Madame Adèle Caldelar
Poétesse et fabuliste XIXº – L’Enfant et le Papillon
Petit Papillon bleu,
Qui voles en tout lieu,
Je voudrais être toi, disait le petit George,
À travers les épis courant dans un champ d’orge. »
Le joli petit Papillon
Dit au joli petit garçon :
— « D’où vient que mon destin te paraît préférable ?
Le tien pourtant me semble, à moi, fort agréable. »
— « Oh ! dit l’enfant, j’aurais de bien plus beaux habits !
Les miens sont toujours noirs ou gris :
Le plus souvent d’étoffes tout unies ;
Je n’aime point du tout ces couleurs rembrunies ;
Les tiens, beau Papillon, sont de celles des cieux,
Et d’argent tout brodés ; cela me plaît bien mieux. »

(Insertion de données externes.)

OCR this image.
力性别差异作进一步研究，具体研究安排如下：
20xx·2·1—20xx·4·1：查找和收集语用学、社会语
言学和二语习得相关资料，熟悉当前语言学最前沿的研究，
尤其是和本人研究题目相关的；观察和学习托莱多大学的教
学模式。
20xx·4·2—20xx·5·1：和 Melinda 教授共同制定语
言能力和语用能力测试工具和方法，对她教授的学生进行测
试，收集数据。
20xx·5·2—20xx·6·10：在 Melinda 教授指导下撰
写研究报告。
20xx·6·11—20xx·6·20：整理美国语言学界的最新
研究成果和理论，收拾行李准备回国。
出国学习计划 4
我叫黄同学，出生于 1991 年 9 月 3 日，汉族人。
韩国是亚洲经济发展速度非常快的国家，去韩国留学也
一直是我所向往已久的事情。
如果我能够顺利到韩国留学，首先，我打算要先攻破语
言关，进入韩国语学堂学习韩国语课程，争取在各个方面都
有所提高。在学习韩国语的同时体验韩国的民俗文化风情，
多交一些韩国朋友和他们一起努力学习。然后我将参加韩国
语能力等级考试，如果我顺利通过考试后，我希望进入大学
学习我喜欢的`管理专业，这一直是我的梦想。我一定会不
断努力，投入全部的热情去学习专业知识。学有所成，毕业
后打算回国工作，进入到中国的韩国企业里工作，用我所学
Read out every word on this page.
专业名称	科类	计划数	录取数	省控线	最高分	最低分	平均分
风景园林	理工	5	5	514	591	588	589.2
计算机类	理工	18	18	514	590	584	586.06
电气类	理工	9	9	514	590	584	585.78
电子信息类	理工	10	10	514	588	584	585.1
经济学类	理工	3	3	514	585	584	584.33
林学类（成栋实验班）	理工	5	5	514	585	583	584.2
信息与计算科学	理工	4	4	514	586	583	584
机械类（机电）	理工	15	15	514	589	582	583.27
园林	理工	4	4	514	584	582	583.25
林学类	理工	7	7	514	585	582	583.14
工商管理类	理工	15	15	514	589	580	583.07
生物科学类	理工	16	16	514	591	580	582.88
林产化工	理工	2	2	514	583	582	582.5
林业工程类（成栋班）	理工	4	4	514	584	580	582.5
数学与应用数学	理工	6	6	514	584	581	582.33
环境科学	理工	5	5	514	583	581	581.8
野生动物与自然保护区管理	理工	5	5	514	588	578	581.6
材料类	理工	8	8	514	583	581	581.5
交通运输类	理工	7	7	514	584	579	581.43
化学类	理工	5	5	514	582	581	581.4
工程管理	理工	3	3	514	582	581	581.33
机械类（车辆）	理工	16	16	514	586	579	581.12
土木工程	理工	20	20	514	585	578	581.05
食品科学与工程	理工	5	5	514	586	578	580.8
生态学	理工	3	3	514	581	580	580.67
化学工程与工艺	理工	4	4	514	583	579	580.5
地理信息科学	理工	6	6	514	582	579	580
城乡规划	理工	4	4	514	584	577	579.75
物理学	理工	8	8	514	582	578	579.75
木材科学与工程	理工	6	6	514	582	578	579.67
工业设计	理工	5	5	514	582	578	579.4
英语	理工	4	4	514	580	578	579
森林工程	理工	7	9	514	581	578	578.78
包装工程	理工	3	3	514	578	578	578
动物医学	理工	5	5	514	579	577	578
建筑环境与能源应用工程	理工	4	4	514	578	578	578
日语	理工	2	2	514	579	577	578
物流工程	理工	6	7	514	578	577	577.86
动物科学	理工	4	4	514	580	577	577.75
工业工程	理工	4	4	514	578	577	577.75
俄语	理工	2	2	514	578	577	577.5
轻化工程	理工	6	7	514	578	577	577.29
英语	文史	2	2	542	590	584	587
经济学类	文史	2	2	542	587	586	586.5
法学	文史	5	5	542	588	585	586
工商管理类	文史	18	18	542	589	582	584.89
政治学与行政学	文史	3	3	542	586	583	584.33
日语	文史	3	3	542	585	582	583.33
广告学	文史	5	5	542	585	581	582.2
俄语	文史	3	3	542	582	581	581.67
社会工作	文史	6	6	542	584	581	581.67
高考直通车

— « Oui, dit le Papillon, mais ces couleurs si belles
Font qu’un vaurien d’enfant (pardonne-moi ce mot),
S’il peut nous attraper nous arrache les ailes,
Ou bien d’un fer aigu nous transperce aussitôt. »
— « N’importe, dit l’enfant, au péril de ma vie,
Je voudrais être toi, ton sort me fait envie.
Tout pour toi n’est-il pas agrément et plaisir ?
Moi, dans un lit de fer tandis que je repose,
Toi, tu t’endors dans une rose,
Petit lit parfumé que berce le zéphyr. »
— « Oui, dit le Papillon, mais lorsque j’y sommeille,
Souvent un traître insecte y pénètre sans bruit.
Et d’un coup de poignard en sursaut m’y réveille ;
Toi, dans le tien, en paix tu dors toute la nuit. »
— « N’importe, dit l’enfant, au péril de ma vie,
Je voudrais être toi, ton sort me fait envie.
Que peut-on comparer au bonheur sans pareil
De voguer dans les airs au gré de ses caprices ?
Est-il rien de semblable à de telles délices ?
Oh ! que vite j’irais dans son palais vermeil
Visiter monsieur le soleil. »
— « Oui, dit le Papillon, mais gare à la Mésange,
Dont le bec en passant pourrait bien te happer,
Et de toi, mon bel ange,
Faire un fort bon souper. »
— « N’importe, dit l’enfant, au péril de ma vie,
Je voudrais être toi, ton sort me fait envie.
Puis, contre tout danger,
Maman, prudente et bonne,
Qui serait Papillonne,
Saurait me protéger. »
— « Ta mère ! y songes-tu ? dit, le lépidoptère ;
Notre espèce est toujours orpheline ici-bas :
Le pauvre Papillon, lui seul n’a point de mère,
Ou du moins, sur la terre,
Il ne la connaît pas. »
— « Quoi ! dit soudain l’enfant, tout saisi de tristesse,
Tu n’as point de maman qui t’aime et te caresse ?
S’il est ainsi, beau Papillon,
Nul péril ne dût-il environner ma vie,
Ton sort brillant ne me fait plus d’envie,
Et j’aime mieux cent fois rester petit garçon.